Dr. Schlüter-Müller: Fände ich außerordentlich wichtig. Wenn die Kinder und Jugendlichen einmal gelernt haben, dass sie in ihrer Klasse darüber reden dürfen und es eine normale Erkrankung ist, dann verlieren sie vielleicht auch die Scheu, ihr Leid dem Vertrauenslehrer zu erzählen; wenn sie plötzlich hören, es gibt sogar einen Namen für ihr Gefühl, da gibt's sogar Behandler dafür - ich glaube, dass das die Hemmschwelle senkt.
Dann aber sollte natürlich auch die Möglichkeit gegeben sein, dass, wenn es jemand merkt, dass es offene Türen gibt und nicht nur geschlossene, weil kein Platz und Wartezeit et cetera.
Dr. Schlüter-Müller: Ja, ja, absolut ja, das müsste es geben, und ich fände eine Kooperation gut zwischen Psychotherapeuten, Kinderpsychiatern, Pädagogen und Schule; dass man sagt, man bietet einen schnellen Termin an, dass man abklären kann, wie dringlich es ist. Das wäre doch eine unglaublich sinnvolle Arbeit!
Was kostet es, so ein Triumvirat beispielsweise einmal wöchentlich in die Schule zu schicken?

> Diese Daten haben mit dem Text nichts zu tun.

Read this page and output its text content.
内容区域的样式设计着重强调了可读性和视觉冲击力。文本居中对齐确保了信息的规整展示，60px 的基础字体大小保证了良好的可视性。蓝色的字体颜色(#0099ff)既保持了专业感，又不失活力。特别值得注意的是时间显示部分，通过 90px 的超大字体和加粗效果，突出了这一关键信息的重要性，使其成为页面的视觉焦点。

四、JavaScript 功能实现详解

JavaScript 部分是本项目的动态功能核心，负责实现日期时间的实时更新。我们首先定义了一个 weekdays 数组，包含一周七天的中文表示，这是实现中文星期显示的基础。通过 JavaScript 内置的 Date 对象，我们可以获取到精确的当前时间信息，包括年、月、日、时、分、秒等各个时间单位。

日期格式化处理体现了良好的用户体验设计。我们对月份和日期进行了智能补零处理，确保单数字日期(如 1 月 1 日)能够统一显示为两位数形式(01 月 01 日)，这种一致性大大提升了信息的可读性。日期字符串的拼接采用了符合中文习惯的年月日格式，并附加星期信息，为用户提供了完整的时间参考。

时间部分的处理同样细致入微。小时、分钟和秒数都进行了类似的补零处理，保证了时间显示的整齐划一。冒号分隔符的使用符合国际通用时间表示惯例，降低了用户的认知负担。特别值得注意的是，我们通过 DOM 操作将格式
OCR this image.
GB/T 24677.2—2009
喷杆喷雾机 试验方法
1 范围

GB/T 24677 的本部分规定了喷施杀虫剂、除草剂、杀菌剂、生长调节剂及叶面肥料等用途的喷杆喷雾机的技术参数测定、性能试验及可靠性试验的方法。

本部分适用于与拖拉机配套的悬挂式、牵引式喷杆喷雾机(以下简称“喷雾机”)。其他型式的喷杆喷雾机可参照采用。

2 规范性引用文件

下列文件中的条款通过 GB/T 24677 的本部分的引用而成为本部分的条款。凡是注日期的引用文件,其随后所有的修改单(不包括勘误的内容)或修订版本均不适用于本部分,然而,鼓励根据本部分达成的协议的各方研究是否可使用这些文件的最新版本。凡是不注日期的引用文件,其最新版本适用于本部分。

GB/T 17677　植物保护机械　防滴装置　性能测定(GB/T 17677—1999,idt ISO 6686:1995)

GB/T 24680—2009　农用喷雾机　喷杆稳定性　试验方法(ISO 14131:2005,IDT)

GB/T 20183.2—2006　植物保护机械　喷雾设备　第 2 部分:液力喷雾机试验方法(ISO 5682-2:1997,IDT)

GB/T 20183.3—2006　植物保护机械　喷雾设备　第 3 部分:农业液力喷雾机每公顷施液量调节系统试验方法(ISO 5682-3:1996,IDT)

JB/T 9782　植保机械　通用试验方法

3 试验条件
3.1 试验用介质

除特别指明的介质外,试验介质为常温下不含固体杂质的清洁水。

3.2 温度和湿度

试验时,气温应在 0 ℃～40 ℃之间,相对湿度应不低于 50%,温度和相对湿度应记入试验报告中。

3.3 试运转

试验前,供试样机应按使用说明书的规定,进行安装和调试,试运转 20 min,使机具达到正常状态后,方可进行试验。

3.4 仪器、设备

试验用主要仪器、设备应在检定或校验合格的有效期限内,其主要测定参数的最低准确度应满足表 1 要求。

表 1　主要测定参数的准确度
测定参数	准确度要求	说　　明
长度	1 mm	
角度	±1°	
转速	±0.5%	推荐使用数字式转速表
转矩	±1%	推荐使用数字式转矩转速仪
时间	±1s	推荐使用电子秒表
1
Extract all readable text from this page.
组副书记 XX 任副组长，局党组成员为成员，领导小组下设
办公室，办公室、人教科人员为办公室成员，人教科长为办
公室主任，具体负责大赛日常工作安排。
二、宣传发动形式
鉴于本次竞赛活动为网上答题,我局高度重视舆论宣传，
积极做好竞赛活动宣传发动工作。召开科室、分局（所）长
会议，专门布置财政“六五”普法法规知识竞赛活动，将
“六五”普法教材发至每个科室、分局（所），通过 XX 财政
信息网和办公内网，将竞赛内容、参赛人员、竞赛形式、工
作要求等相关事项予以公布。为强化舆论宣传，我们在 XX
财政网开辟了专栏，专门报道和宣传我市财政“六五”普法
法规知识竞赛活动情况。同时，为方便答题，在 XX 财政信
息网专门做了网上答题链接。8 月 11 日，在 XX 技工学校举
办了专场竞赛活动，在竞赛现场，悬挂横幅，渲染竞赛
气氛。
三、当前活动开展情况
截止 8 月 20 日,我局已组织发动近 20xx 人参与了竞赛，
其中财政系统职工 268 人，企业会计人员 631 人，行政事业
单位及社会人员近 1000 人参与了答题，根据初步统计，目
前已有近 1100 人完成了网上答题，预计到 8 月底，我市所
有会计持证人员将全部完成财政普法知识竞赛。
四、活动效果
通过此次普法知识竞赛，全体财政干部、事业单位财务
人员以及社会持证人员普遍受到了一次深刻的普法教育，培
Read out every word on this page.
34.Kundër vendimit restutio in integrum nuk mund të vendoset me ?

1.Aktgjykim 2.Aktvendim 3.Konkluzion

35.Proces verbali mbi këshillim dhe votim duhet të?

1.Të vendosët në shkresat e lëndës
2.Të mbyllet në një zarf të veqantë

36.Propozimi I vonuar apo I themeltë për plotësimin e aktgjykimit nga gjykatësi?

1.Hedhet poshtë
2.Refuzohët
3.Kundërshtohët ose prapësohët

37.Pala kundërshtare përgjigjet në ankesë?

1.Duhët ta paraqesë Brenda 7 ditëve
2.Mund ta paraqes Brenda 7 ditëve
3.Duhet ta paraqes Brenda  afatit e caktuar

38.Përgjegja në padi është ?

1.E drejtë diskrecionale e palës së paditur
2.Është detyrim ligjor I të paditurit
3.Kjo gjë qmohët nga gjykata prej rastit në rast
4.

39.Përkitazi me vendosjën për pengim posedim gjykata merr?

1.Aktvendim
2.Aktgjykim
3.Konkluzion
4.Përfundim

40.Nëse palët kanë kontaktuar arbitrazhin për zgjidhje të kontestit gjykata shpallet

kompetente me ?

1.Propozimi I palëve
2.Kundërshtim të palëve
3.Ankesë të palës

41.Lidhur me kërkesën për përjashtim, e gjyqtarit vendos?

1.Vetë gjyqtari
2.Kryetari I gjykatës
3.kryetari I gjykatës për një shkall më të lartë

Dr. Schlüter-Müller: Ich würde das immer ehrenamtlich machen. Gerade in den Vormittagsstunden haben die Therapeuten ja oft eher Zeit. Möglich wäre natürlich auch eine Mischfinanzierung: Leute, die es brauchen und nötig haben, bezahlt zu werden, bekommen ein Honorar, und Leute wie ich bieten das ehrenamtlich an.
Kommen wir zur Abschlussfrage: Was muss getan werden? Von der Politik, vom Gesundheitswesen, von der Stadt und von freien Playern wie Stiftungen.
Dr. Schlüter-Müller: Ich als Kinderpsychiaterin sage, es muss viel mehr auf psychische Gesundheit geachtet werden, und das Stigma rausgenommen werden. Antistigmatisierungskampagnen finde ich sehr gut. Es muss sehr viel mehr Vernetzung stattfinden zwischen Politik, Gesundheitspolitik, Gesundheitsamt und Niedergelassenen, und es muss ganz viel in die Prävention gesteckt werden, daran mangelt es am allermeisten. Das ist Politik, das muss die Politik entscheiden. Und sollte es vom Staat kein Geld geben, wäre es durchaus ein Weg, Stiftungen und Mäzene anzusprechen und so Förderer zu finden, die sich das mit der psychischen Gesundheit von Kindern und der Anti-Stigmatisierung auf die Fahnen schreiben. Das wäre super und ein Gewinn für die ganze Gesellschaft.
Vielen Dank für das Gespräch.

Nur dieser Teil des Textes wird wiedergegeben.